Чернил не было ни у кого. Был грачёвский огрызок химического карандаша, который я теперь носил с собой, — и дед, послюнив его и попробовав на бумажке, признал:

— Считай, чернила.

В каптёрке было тесно, сухо и тихо. После улицы тишина даже мешала. Топчан, застеленный по-солдатски. Печка-буржуйка. На стене — выцветший плакат про бдительность. И на столе, под окошком, заложенным кирпичом, лежала амбарная книга — толстая, разбухшая, с закладкой из бечёвки.

Копылов открыл её, и я заглянул через плечо. Дед вёл учёт. Он вёл учёт всего: «12 сент. Прямое попадание в пакгауз № 5. Сгорело зерно ржаное, примерно 400 тн.» «14 сент. Пакгауз № 2, стена южная, обрушение.» «17 сент. Приходили двое, спрашивали лодку. Лодки не имеется, о чём сообщено.» Копылов записывал пожары, обрушения и налёты круглым старательным почерком, обязательно с датой и временем. Кому потом сдавать эту книгу, было непонятно, но Копылову было все равно.

Ящик стоял под топчаном. Зелёный, длинный, с верёвочными ручками — точно такой, как описывал Синицын, и Синицын смотрел на него с гордостью портретиста, чей портрет оказался похож.

Внутри, в промасленной бумаге, рядами лежали патроны. Латунные, казённого снаряжения, и на бумаге стояло главное слово: «картечь».

— Охранный припас, — пояснил Копылов, наблюдая за моим лицом. — Нам дробью не положено. Нам положено, чтоб с одного раза.

— Сколько отдашь?

— А сколько в расписку впишешь, столько и отдам, — щедро ответил дед.

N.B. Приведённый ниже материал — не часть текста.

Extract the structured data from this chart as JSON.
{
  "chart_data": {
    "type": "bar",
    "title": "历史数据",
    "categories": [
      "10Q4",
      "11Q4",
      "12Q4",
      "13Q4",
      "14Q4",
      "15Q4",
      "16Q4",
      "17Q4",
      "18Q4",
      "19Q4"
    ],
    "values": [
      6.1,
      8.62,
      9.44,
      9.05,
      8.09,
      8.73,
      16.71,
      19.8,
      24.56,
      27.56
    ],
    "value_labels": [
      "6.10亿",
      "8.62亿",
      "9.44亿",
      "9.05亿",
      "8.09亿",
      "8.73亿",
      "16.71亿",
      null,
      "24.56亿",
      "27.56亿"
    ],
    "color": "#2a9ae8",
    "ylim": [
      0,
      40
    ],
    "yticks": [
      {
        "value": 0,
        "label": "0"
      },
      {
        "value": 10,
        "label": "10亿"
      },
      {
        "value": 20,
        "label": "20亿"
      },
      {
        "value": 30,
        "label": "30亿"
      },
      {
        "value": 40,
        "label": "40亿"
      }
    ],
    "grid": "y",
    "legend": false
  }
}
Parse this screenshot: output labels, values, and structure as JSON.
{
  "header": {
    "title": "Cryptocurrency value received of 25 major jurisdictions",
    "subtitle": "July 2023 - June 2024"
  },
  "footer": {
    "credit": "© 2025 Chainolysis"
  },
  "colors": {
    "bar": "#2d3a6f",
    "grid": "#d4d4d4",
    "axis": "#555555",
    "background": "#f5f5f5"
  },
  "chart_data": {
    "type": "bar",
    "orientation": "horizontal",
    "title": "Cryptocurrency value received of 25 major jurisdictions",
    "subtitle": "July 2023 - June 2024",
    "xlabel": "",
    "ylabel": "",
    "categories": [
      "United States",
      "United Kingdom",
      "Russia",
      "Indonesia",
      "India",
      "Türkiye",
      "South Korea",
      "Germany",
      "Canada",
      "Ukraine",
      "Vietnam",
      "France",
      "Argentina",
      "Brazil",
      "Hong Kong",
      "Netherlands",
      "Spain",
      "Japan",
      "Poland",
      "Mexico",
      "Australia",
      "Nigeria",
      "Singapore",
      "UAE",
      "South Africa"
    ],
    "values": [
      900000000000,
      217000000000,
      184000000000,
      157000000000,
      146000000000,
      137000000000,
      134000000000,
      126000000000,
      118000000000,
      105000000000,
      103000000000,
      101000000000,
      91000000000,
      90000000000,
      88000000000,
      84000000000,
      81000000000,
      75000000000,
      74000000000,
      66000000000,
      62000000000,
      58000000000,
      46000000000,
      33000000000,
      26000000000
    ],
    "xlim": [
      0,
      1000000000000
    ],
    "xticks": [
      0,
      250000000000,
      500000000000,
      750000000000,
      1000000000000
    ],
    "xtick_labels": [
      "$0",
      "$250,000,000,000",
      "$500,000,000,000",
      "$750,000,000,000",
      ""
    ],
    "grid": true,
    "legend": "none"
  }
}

Я вписал полста. Больше было не унести без потери хода, а жадничать с человеком, у которого порядок, — портить отношения, которые ещё пригодятся. Копылов пересчитал патроны дважды, вслух, сверил с распиской, расписался сам — «сдал: стрелок ВОХР Копылов» — и только после этого позволил Тюрину взять ящик.

На прощание он оглядел нас ещё раз и спросил — впервые за ночь не по-казённому:

— Наверху-то как? Удержитесь?

— Удержимся, отец.

— Ну-ну, — сказал Копылов. — Если что, заглядывай — у меня тут ещё три ящика.

И закрыл дверь. Изнутри стукнул засов, и стрелок ВОХР Копылов остался на посту — один, с берданкой, между сгоревшим зерном и шестой армией, при полном порядке в документах.

— Вот это дед, — с чувством сказал Синицын на обратном пути. — Вот у нас на пристани такой был бы — я б, может, человеком вырос.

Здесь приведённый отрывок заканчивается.